TAJDID.ID~Medan || Shohibul Anshor Siregar menanggapi serius laporan KontraS Sumut mengenai 17 kasus penyiksaan dalam kurun waktu Juli 2024 hingga Juni 2025, yang diduga melibatkan oknum TNI dan Polri. Dalam laporan tersebut, disebutkan 36 orang luka-luka dan lima meninggal dunia akibat penyiksaan.
Menurut Siregar, keterlibatan aparat TNI dalam fungsi penegakan hukum sipil sangatlah bermasalah secara konstitusional dan berpotensi mengganggu prinsip negara hukum.
“Kita perlu sangat waspada. Keterlibatan TNI dalam urusan sipil, termasuk penanganan demonstrasi atau kriminalitas biasa, adalah bentuk penyimpangan dari peran dan fungsi militer sebagaimana diatur dalam UU TNI dan prinsip demokrasi. Ini adalah regresi, kemunduran sipil-militer,” ujar Siregar.
Ancaman Nyata terhadap Demokrasi
Siregar menekankan bahwa peran ganda TNI-Polri dalam urusan sipil, apalagi dengan tindakan kekerasan seperti penyiksaan dan penembakan, adalah ancaman langsung terhadap demokrasi dan supremasi sipil. Ia mengingatkan bahwa demokrasi Indonesia pascareformasi justru dibangun dari semangat untuk mengakhiri kekuasaan militeristik Orde Baru.
“Kalau TNI dan Polri merasa kebal, bebas melakukan kekerasan, dan tak bisa dikritik, maka kita sedang menyaksikan degradasi demokrasi. Ini bukan sekadar isu HAM, ini soal arah masa depan republik,” tegasnya.

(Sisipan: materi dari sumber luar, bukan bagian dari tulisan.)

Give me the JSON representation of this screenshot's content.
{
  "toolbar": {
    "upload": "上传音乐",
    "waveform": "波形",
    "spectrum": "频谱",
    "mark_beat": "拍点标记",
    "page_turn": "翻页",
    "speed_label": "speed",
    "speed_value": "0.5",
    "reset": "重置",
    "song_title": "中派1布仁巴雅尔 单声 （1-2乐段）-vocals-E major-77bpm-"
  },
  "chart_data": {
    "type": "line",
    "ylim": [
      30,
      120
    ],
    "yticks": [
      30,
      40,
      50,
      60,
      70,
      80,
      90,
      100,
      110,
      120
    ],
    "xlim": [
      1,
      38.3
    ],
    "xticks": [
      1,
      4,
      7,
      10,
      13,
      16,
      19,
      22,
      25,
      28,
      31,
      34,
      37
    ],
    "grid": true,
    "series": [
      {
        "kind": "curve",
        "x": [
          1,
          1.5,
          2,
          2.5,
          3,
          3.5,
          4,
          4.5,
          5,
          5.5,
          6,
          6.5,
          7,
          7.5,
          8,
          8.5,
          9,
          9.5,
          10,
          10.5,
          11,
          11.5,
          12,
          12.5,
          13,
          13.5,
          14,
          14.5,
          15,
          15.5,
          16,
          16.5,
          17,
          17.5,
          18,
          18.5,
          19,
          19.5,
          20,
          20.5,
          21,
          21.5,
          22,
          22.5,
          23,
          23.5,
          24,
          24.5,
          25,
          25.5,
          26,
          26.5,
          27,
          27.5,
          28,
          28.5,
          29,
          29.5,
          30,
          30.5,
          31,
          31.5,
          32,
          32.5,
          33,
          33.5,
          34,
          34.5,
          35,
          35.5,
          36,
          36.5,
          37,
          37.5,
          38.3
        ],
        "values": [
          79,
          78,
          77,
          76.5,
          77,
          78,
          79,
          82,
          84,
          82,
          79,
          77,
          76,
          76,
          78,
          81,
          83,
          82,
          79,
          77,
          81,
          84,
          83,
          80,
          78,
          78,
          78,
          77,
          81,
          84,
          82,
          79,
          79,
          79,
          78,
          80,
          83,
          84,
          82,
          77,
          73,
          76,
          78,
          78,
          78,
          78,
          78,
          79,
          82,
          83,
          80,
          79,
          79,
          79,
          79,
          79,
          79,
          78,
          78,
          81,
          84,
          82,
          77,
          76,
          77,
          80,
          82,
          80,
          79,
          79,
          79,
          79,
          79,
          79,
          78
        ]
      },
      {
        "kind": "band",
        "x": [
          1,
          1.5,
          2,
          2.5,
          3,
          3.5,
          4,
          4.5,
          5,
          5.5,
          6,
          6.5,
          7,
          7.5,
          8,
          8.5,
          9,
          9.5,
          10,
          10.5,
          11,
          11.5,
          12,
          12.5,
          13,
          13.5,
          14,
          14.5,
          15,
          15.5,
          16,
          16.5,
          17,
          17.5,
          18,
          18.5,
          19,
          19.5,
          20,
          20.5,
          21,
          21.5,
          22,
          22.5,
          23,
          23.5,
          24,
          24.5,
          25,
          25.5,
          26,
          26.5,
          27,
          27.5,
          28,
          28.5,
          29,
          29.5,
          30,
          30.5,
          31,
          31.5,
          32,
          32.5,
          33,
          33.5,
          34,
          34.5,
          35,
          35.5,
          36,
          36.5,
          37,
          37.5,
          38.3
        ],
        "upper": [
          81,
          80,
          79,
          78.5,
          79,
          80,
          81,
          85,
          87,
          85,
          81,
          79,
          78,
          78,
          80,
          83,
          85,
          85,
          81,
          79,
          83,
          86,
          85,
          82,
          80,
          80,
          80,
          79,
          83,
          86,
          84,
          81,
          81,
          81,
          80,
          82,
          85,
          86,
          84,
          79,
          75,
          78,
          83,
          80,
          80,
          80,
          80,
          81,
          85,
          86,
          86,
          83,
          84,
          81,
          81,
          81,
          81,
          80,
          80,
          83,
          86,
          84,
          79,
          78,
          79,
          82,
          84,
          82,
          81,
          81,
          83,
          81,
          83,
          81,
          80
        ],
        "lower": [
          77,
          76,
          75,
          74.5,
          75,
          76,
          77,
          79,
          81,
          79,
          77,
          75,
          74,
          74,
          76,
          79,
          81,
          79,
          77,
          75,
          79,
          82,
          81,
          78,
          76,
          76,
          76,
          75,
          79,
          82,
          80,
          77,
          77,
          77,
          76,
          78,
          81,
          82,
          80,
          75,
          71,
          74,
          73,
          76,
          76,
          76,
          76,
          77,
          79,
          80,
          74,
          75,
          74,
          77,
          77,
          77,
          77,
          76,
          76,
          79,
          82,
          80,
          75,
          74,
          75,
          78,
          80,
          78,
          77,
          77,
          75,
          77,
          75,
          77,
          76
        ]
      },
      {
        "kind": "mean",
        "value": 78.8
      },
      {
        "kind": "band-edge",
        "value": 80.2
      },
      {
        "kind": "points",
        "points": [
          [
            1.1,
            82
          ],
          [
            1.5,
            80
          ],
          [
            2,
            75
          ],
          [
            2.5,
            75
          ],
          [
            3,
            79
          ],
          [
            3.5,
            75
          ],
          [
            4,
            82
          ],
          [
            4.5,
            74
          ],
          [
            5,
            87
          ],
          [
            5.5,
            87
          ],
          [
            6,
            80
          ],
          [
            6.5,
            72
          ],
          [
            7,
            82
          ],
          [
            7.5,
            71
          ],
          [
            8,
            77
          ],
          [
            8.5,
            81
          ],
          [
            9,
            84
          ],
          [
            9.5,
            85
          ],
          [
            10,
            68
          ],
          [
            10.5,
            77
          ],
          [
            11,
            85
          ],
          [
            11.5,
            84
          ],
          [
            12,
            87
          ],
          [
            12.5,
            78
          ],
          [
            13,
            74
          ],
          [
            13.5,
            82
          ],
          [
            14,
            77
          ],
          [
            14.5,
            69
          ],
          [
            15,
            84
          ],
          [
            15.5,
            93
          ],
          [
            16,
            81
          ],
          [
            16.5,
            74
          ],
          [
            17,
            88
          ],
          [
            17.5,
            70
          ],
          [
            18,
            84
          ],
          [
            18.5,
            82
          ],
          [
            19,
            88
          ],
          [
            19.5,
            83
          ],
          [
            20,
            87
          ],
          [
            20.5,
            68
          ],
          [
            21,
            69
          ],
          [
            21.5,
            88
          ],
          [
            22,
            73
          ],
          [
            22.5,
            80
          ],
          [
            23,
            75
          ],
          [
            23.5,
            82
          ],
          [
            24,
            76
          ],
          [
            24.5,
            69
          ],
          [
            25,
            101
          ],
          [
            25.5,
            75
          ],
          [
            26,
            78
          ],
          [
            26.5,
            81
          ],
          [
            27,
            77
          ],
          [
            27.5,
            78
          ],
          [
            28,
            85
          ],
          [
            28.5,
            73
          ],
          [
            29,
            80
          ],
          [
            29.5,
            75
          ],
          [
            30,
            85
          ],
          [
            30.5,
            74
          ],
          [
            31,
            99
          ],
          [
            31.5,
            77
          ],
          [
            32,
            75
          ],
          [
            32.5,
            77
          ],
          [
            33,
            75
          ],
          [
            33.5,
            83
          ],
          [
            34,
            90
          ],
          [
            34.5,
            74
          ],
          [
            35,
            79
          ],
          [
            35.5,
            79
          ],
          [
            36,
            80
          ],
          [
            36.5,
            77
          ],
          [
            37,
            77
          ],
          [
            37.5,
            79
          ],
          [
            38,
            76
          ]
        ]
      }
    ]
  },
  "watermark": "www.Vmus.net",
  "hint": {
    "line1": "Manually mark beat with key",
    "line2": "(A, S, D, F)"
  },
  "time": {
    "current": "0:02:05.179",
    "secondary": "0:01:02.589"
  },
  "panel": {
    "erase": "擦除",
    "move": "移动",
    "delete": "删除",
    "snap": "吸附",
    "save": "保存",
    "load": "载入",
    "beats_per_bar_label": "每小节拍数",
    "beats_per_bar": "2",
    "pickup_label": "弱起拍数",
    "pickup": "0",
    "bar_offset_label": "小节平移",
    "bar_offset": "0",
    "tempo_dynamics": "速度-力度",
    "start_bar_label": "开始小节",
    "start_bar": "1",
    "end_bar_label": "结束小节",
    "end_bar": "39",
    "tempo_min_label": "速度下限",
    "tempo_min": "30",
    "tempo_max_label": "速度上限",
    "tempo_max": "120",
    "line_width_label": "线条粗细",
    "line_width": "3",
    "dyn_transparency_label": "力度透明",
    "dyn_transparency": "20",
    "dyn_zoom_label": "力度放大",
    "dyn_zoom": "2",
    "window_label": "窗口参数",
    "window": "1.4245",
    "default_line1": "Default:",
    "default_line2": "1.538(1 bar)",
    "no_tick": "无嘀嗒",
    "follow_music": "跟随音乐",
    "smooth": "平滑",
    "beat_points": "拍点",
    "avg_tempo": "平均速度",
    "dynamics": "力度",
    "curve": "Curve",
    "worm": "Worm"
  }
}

Ia menambahkan, impunitas terhadap aparat kekerasan tidak hanya merusak citra institusi, tetapi mengancam kepercayaan publik terhadap demokrasi itu sendiri.
“Ketika warga tak bisa lagi merasa aman dari aparatnya sendiri, maka demokrasi telah kehilangan ruhnya. Demokrasi tanpa perlindungan terhadap hak sipil adalah demokrasi palsu,” kata Siregar.
Sorotan terhadap Penembakan oleh Eks Kapolres Belawan
Terkait penembakan yang menewaskan remaja Muhammad Suhada oleh AKBP Oloan Siahaan, Siregar menyebutnya sebagai contoh ekstrem penyalahgunaan kekuasaan dan hilangnya proporsionalitas dalam tindakan kepolisian.
“Itu bukan tindakan tegas, itu adalah pelanggaran hak hidup. Dalam demokrasi yang sehat, aparat seperti itu harus dicopot dan diadili, bukan dibela,” ujarnya.
Siregar mendukung KontraS Sumut yang mendesak evaluasi total atas penggunaan senjata api oleh aparat kepolisian serta pengetatan pengawasan terhadap seluruh operasi yang berpotensi menimbulkan kekerasan negara terhadap warga sipil.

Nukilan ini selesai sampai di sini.